After a brief hiatus, I want to resume my series on the Bible as the Product and Guide of Mission. The first few posts in this series have focussed on the observation that the Bible itself is a product of missional activity (writing, engagement and BibleFresh). For the next couple of posts, I’d like to concentrate on looking at the Bible as our guide for mission.
The first point that I would like to make is that the Bible, and by that I mean the whole Bible – not just a few verses at the end of Matthew, should be our guide to what mission is.
In the wonderful The mission of God: Unlocking the Bible’s Grand Narrative Christ Wright says:
The mission of God is what fills the Bible from the brokenness of the nations in Genesis 11 to the healing of the nations in Revelation 21-22. So any mission activity to which we are called must be seen as humble participation in this vast sweep of the historical mission of God. All mission or missions that we initiate, or into which we invest our vocation, gifts, and energies, flows from the prior mission of God. God is on mission, and we, in that wonderful phrase of Paul, are “co-workers with God.”
In other words, we are called to be co-workers with God in the things that Scripture shows him to be doing. Another quote from Wright illustrates this wonderfully:
… where do we find any justification for imagining that by rightly under taking what the New Testament commands us to do, we are absolved from doing what the Old Testament commands? Why should we imagine that doing evangelism in obedience to the New Testament excludes doing justice in obedience to the Old? Why have we allowed what we call the Great Commission to obscure the twin challenge (endorsed by Jesus himself) of the Great Commandment?
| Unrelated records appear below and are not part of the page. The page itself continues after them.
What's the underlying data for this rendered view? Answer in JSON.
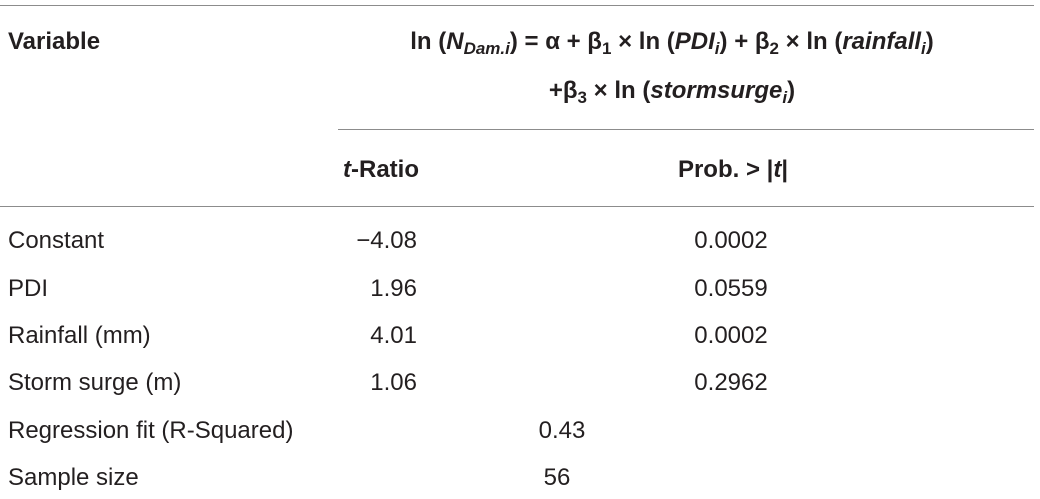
{
  "header": {
    "variable": "Variable",
    "formula": {
      "line1": [
        "ln (",
        "N",
        "Dam.i",
        ") = α + β",
        "1",
        " × ln (",
        "PDI",
        "i",
        ") + β",
        "2",
        " × ln (",
        "rainfall",
        "i",
        ")"
      ],
      "line2": [
        "+β",
        "3",
        " × ln (",
        "stormsurge",
        "i",
        ")"
      ]
    },
    "t_ratio": [
      "t",
      "-Ratio"
    ],
    "prob": [
      "Prob. > |",
      "t",
      "|"
    ]
  },
  "table": {
    "rows": [
      [
        "Constant",
        "−4.08",
        "0.0002"
      ],
      [
        "PDI",
        "1.96",
        "0.0559"
      ],
      [
        "Rainfall (mm)",
        "4.01",
        "0.0002"
      ],
      [
        "Storm surge (m)",
        "1.06",
        "0.2962"
      ]
    ],
    "summary": [
      [
        "Regression fit (R-Squared)",
        "0.43"
      ],
      [
        "Sample size",
        "56"
      ]
    ]
  }
}
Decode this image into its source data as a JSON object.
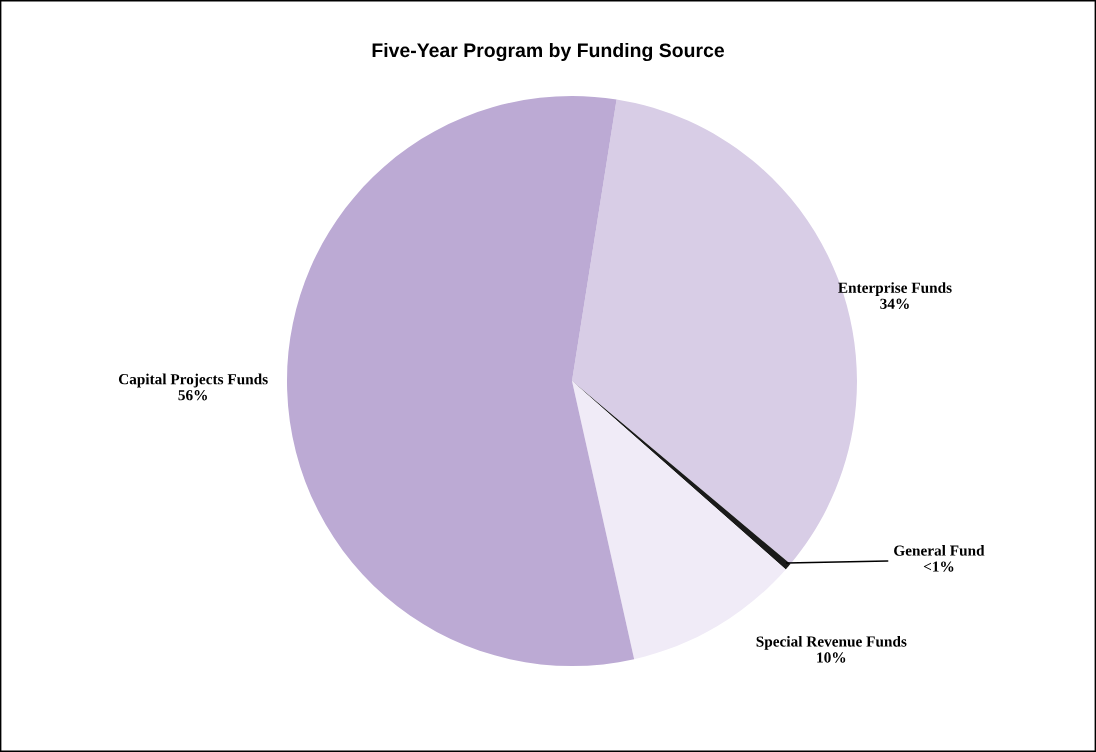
{
  "chart_data": {
    "type": "pie",
    "title": "Five-Year Program by Funding Source",
    "categories": [
      "Enterprise Funds",
      "General Fund",
      "Special Revenue Funds",
      "Capital Projects Funds"
    ],
    "values": [
      33.6,
      0.4,
      10,
      56
    ],
    "value_labels": [
      "34%",
      "<1%",
      "10%",
      "56%"
    ],
    "colors": [
      "#d8cde6",
      "#1a1a1a",
      "#f0ebf7",
      "#bcaad4"
    ],
    "legend": false
  }
}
How can it be suggested that evangelistic proclamation is the only essential mission of the church? It seems impossible to me to justify such reductionism if we intend to sustain any claim to be taking the whole Bible seriously as our authority for mission and as that which defines the content and scope of our mission. Mission belongs to God – the biblical God. The message of mission is to be drawn from the whole of God’s biblical revelation. So we cannot simply relegate the powerful message of events such as the exodus or institutions like the jubilee to a bygone era. They are an integral part of the biblical definition of God’s idea of redemption and of God’s requirement for his redeemed people. We pay no compliments to the New Testament and the new and urgent mission of evangelistic mission it entrusts to us in the light of Christ by relegating the Old Testament and the foundations of mission that it had already laid and that Jesus emphatically endorsed. Whole Christian mission is built on the whole Christian Bible.
So what is mission? From a Biblical perspective it certainly involves being witnesses of Jesus Christ and teaching people to believe everything that he taught us (Acts 1:8, Matthew 28:20). But the Old Testament stories of the creation and Jubilee show us that caring for the planet is our responsibility; the prophets show us that working for justice and honesty is something that God calls us to do, and Jesus own ministry demonstrates that we need to care for the poor and sick.
The Bible is our guide to mission and we cannot simply reduce the whole of the Bible’s teaching to a message of individual salvation and an eschatalogical hope of eternal life. There is an awful lot more to it than that, and our mission must be based on the whole of Scripture, not just those bits that are currently fashionable in Western Church circles.
Oh, and if you haven’t read The mission of God: Unlocking the Bible’s Grand Narrative, get yourself a copy, read it and give your mind, body and soul a treat!